The plan’s scale is large — costing the state $3.1 billion over four years — yet North Carolina officials and the insurer did not provide requested counts of participating providers, limiting accountability.
North Carolina’s rollout problems echo other states: CMS investigated Illinois over access; California research found inadequate mental health services; Georgia lawmakers are considering moving children back to other Medicaid plans.
Political and fiscal pressure is rising: the state is also staring at uncertainty around potential Medicaid cuts tied to congressional Republicans’ “One Big Beautiful Bill Act,” plus a separate funding shortfall that spurred pushes to cut reimbursement rates.
What to Watch
Whether Healthy Blue materially expands its specialty network (especially tertiary pediatrics, oncology, and behavioral health) — and how “adequate” network standards are defined and enforced by the state Medicaid agency.

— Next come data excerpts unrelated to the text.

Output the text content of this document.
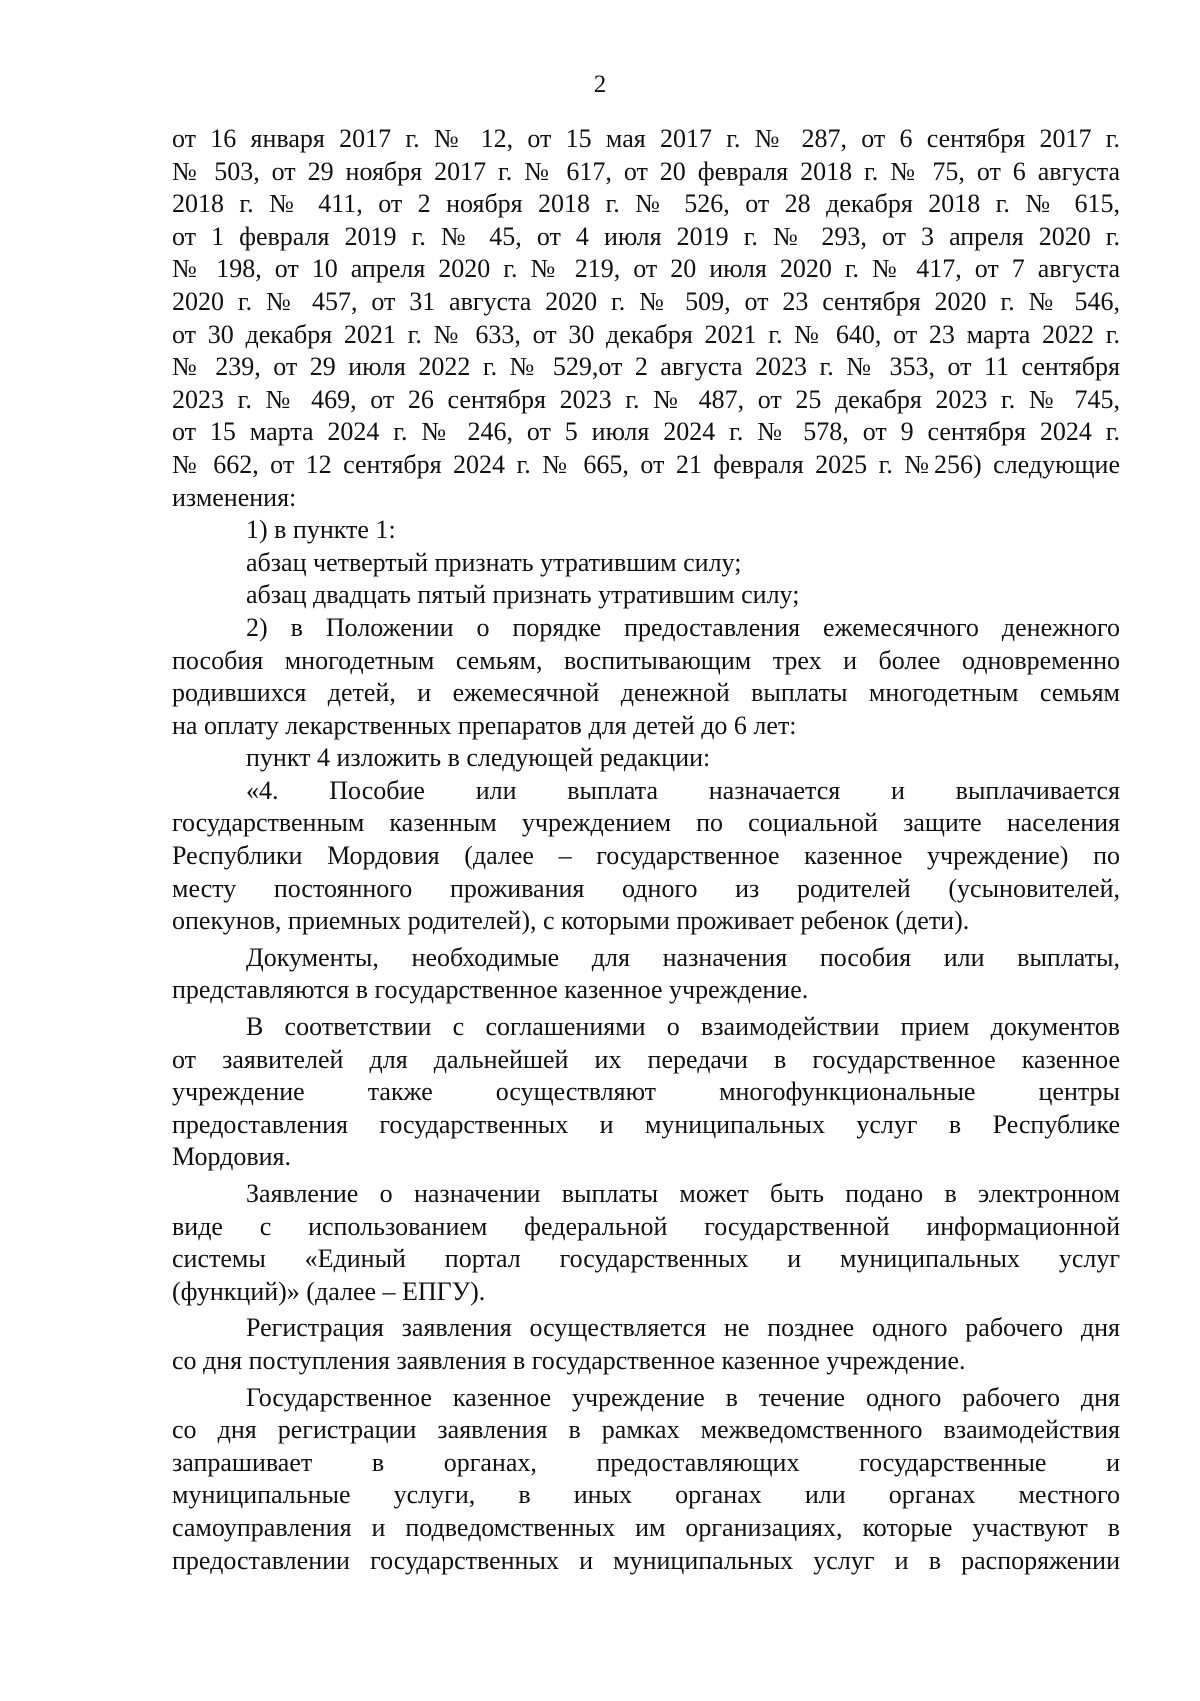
2
от 16 января 2017 г. № 12, от 15 мая 2017 г. № 287, от 6 сентября 2017 г.
№ 503, от 29 ноября 2017 г. № 617, от 20 февраля 2018 г. № 75, от 6 августа
2018 г. № 411, от 2 ноября 2018 г. № 526, от 28 декабря 2018 г. № 615,
от 1 февраля 2019 г. № 45, от 4 июля 2019 г. № 293, от 3 апреля 2020 г.
№ 198, от 10 апреля 2020 г. № 219, от 20 июля 2020 г. № 417, от 7 августа
2020 г. № 457, от 31 августа 2020 г. № 509, от 23 сентября 2020 г. № 546,
от 30 декабря 2021 г. № 633, от 30 декабря 2021 г. № 640, от 23 марта 2022 г.
№ 239, от 29 июля 2022 г. № 529,от 2 августа 2023 г. № 353, от 11 сентября
2023 г. № 469, от 26 сентября 2023 г. № 487, от 25 декабря 2023 г. № 745,
от 15 марта 2024 г. № 246, от 5 июля 2024 г. № 578, от 9 сентября 2024 г.
№ 662, от 12 сентября 2024 г. № 665, от 21 февраля 2025 г. №256) следующие
изменения:
1) в пункте 1:
абзац четвертый признать утратившим силу;
абзац двадцать пятый признать утратившим силу;
2) в Положении о порядке предоставления ежемесячного денежного
пособия многодетным семьям, воспитывающим трех и более одновременно
родившихся детей, и ежемесячной денежной выплаты многодетным семьям
на оплату лекарственных препаратов для детей до 6 лет:
пункт 4 изложить в следующей редакции:
«4. Пособие или выплата назначается и выплачивается
государственным казенным учреждением по социальной защите населения
Республики Мордовия (далее – государственное казенное учреждение) по
месту постоянного проживания одного из родителей (усыновителей,
опекунов, приемных родителей), с которыми проживает ребенок (дети).
Документы, необходимые для назначения пособия или выплаты,
представляются в государственное казенное учреждение.
В соответствии с соглашениями о взаимодействии прием документов
от заявителей для дальнейшей их передачи в государственное казенное
учреждение также осуществляют многофункциональные центры
предоставления государственных и муниципальных услуг в Республике
Мордовия.
Заявление о назначении выплаты может быть подано в электронном
виде с использованием федеральной государственной информационной
системы «Единый портал государственных и муниципальных услуг
(функций)» (далее – ЕПГУ).
Регистрация заявления осуществляется не позднее одного рабочего дня
со дня поступления заявления в государственное казенное учреждение.
Государственное казенное учреждение в течение одного рабочего дня
со дня регистрации заявления в рамках межведомственного взаимодействия
запрашивает в органах, предоставляющих государственные и
муниципальные услуги, в иных органах или органах местного
самоуправления и подведомственных им организациях, которые участвуют в
предоставлении государственных и муниципальных услуг и в распоряжении
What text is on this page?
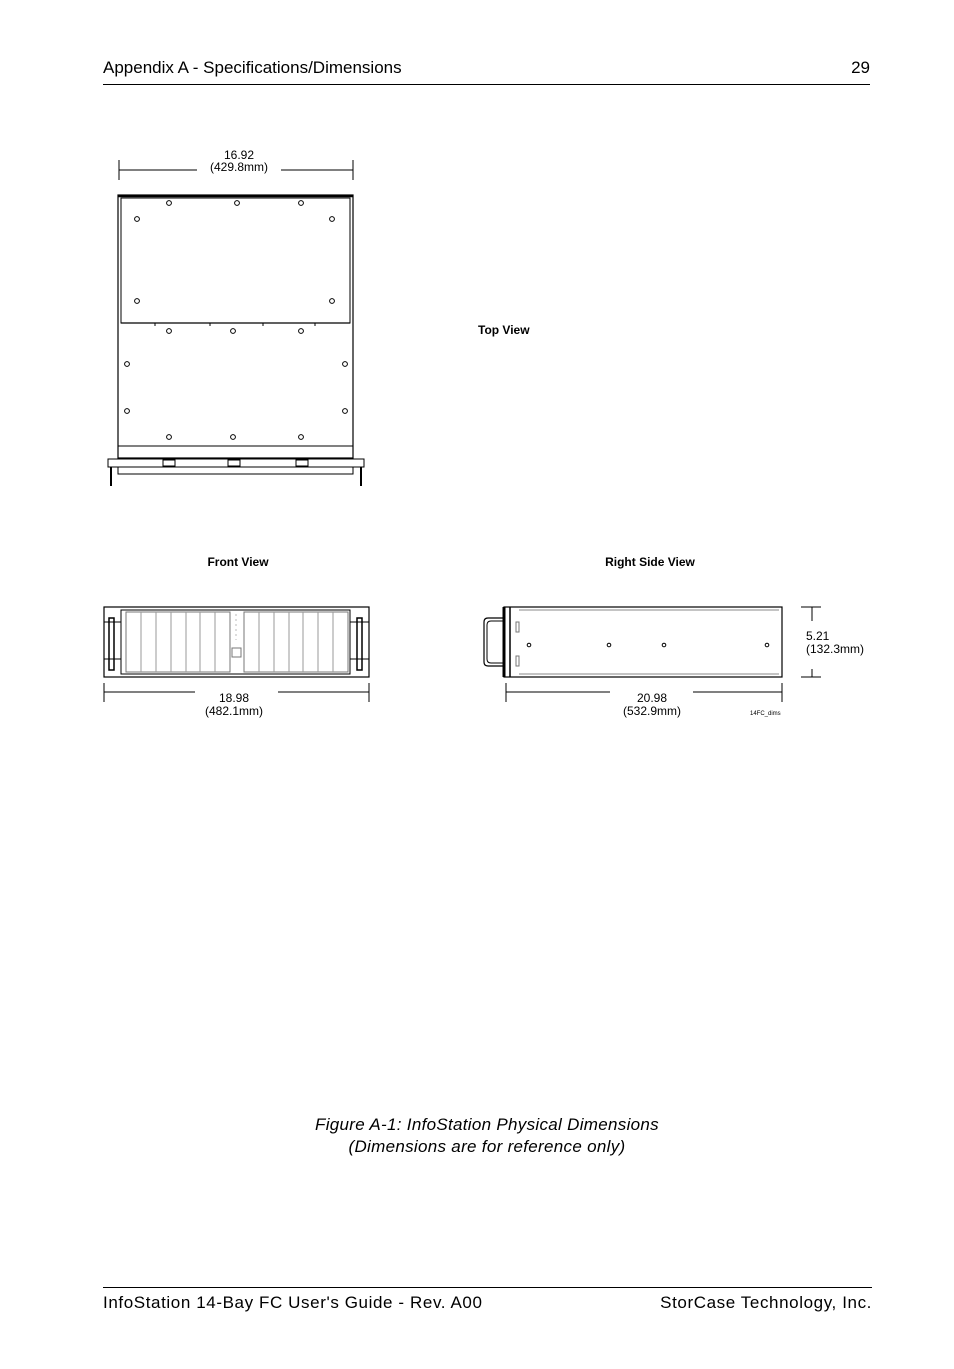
Appendix A - Specifications/Dimensions	29
16.92
(429.8mm)
Top View
Front View	Right Side View
18.98
(482.1mm)
20.98
(532.9mm)
5.21
(132.3mm)
14FC_dims
Figure A-1: InfoStation Physical Dimensions
(Dimensions are for reference only)
InfoStation 14-Bay FC User's Guide - Rev. A00	StorCase Technology, Inc.
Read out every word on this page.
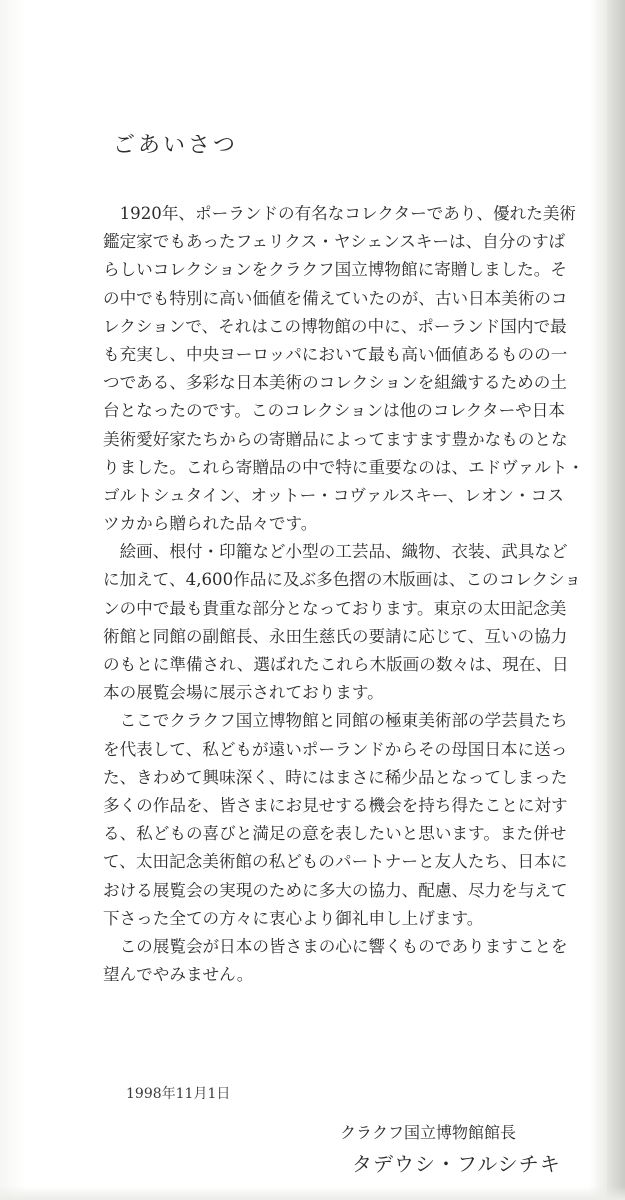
ごあいさつ
　1920年、ポーランドの有名なコレクターであり、優れた美術
鑑定家でもあったフェリクス・ヤシェンスキーは、自分のすば
らしいコレクションをクラクフ国立博物館に寄贈しました。そ
の中でも特別に高い価値を備えていたのが、古い日本美術のコ
レクションで、それはこの博物館の中に、ポーランド国内で最
も充実し、中央ヨーロッパにおいて最も高い価値あるものの一
つである、多彩な日本美術のコレクションを組織するための土
台となったのです。このコレクションは他のコレクターや日本
美術愛好家たちからの寄贈品によってますます豊かなものとな
りました。これら寄贈品の中で特に重要なのは、エドヴァルト・
ゴルトシュタイン、オットー・コヴァルスキー、レオン・コス
ツカから贈られた品々です。
　絵画、根付・印籠など小型の工芸品、織物、衣装、武具など
に加えて、4,600作品に及ぶ多色摺の木版画は、このコレクショ
ンの中で最も貴重な部分となっております。東京の太田記念美
術館と同館の副館長、永田生慈氏の要請に応じて、互いの協力
のもとに準備され、選ばれたこれら木版画の数々は、現在、日
本の展覧会場に展示されております。
　ここでクラクフ国立博物館と同館の極東美術部の学芸員たち
を代表して、私どもが遠いポーランドからその母国日本に送っ
た、きわめて興味深く、時にはまさに稀少品となってしまった
多くの作品を、皆さまにお見せする機会を持ち得たことに対す
る、私どもの喜びと満足の意を表したいと思います。また併せ
て、太田記念美術館の私どものパートナーと友人たち、日本に
おける展覧会の実現のために多大の協力、配慮、尽力を与えて
下さった全ての方々に衷心より御礼申し上げます。
　この展覧会が日本の皆さまの心に響くものでありますことを
望んでやみません。
1998年11月1日
クラクフ国立博物館館長
タデウシ・フルシチキ
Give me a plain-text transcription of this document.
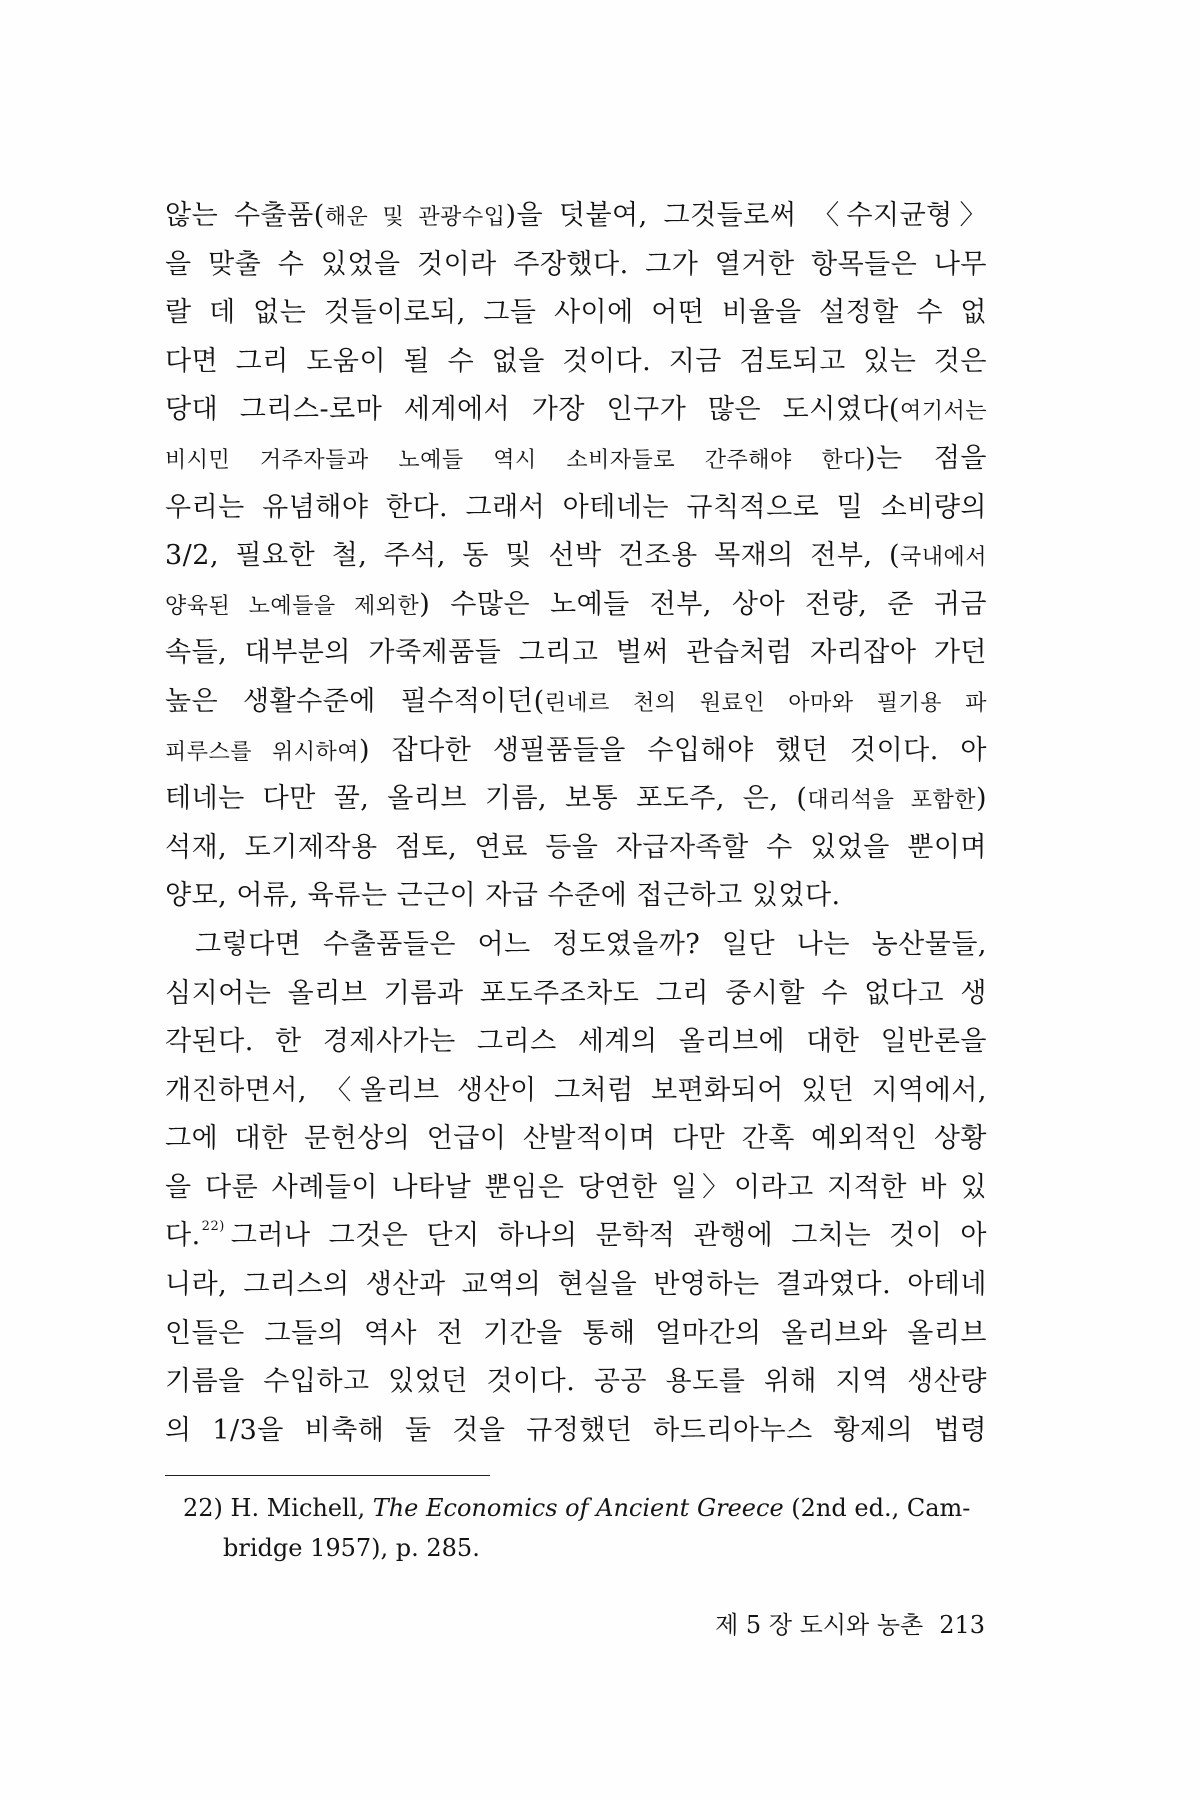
않는 수출품(해운 및 관광수입)을 덧붙여, 그것들로써 〈수지균형〉
을 맞출 수 있었을 것이라 주장했다. 그가 열거한 항목들은 나무
랄 데 없는 것들이로되, 그들 사이에 어떤 비율을 설정할 수 없
다면 그리 도움이 될 수 없을 것이다. 지금 검토되고 있는 것은
당대 그리스-로마 세계에서 가장 인구가 많은 도시였다(여기서는
비시민 거주자들과 노예들 역시 소비자들로 간주해야 한다)는 점을
우리는 유념해야 한다. 그래서 아테네는 규칙적으로 밀 소비량의
3/2, 필요한 철, 주석, 동 및 선박 건조용 목재의 전부, (국내에서
양육된 노예들을 제외한) 수많은 노예들 전부, 상아 전량, 준 귀금
속들, 대부분의 가죽제품들 그리고 벌써 관습처럼 자리잡아 가던
높은 생활수준에 필수적이던(린네르 천의 원료인 아마와 필기용 파
피루스를 위시하여) 잡다한 생필품들을 수입해야 했던 것이다. 아
테네는 다만 꿀, 올리브 기름, 보통 포도주, 은, (대리석을 포함한)
석재, 도기제작용 점토, 연료 등을 자급자족할 수 있었을 뿐이며
양모, 어류, 육류는 근근이 자급 수준에 접근하고 있었다.
그렇다면 수출품들은 어느 정도였을까? 일단 나는 농산물들,
심지어는 올리브 기름과 포도주조차도 그리 중시할 수 없다고 생
각된다. 한 경제사가는 그리스 세계의 올리브에 대한 일반론을
개진하면서, 〈올리브 생산이 그처럼 보편화되어 있던 지역에서,
그에 대한 문헌상의 언급이 산발적이며 다만 간혹 예외적인 상황
을 다룬 사례들이 나타날 뿐임은 당연한 일〉이라고 지적한 바 있
다.$^{22)}$ 그러나 그것은 단지 하나의 문학적 관행에 그치는 것이 아
니라, 그리스의 생산과 교역의 현실을 반영하는 결과였다. 아테네
인들은 그들의 역사 전 기간을 통해 얼마간의 올리브와 올리브
기름을 수입하고 있었던 것이다. 공공 용도를 위해 지역 생산량
의 1/3을 비축해 둘 것을 규정했던 하드리아누스 황제의 법령
22) H. Michell, The Economics of Ancient Greece (2nd ed., Cam-
bridge 1957), p. 285.
제 5 장 도시와 농촌 213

State oversight actions: the Medicaid program says it is pressing the plan to expand the network; watch for audits, access metrics, and public reporting requirements.
Operational fixes: portal access, prescription continuity, and reliable data exchange as records migrate into the plan’s database.
Federal and state budget decisions that could tighten Medicaid financing and indirectly worsen network participation via lower reimbursement.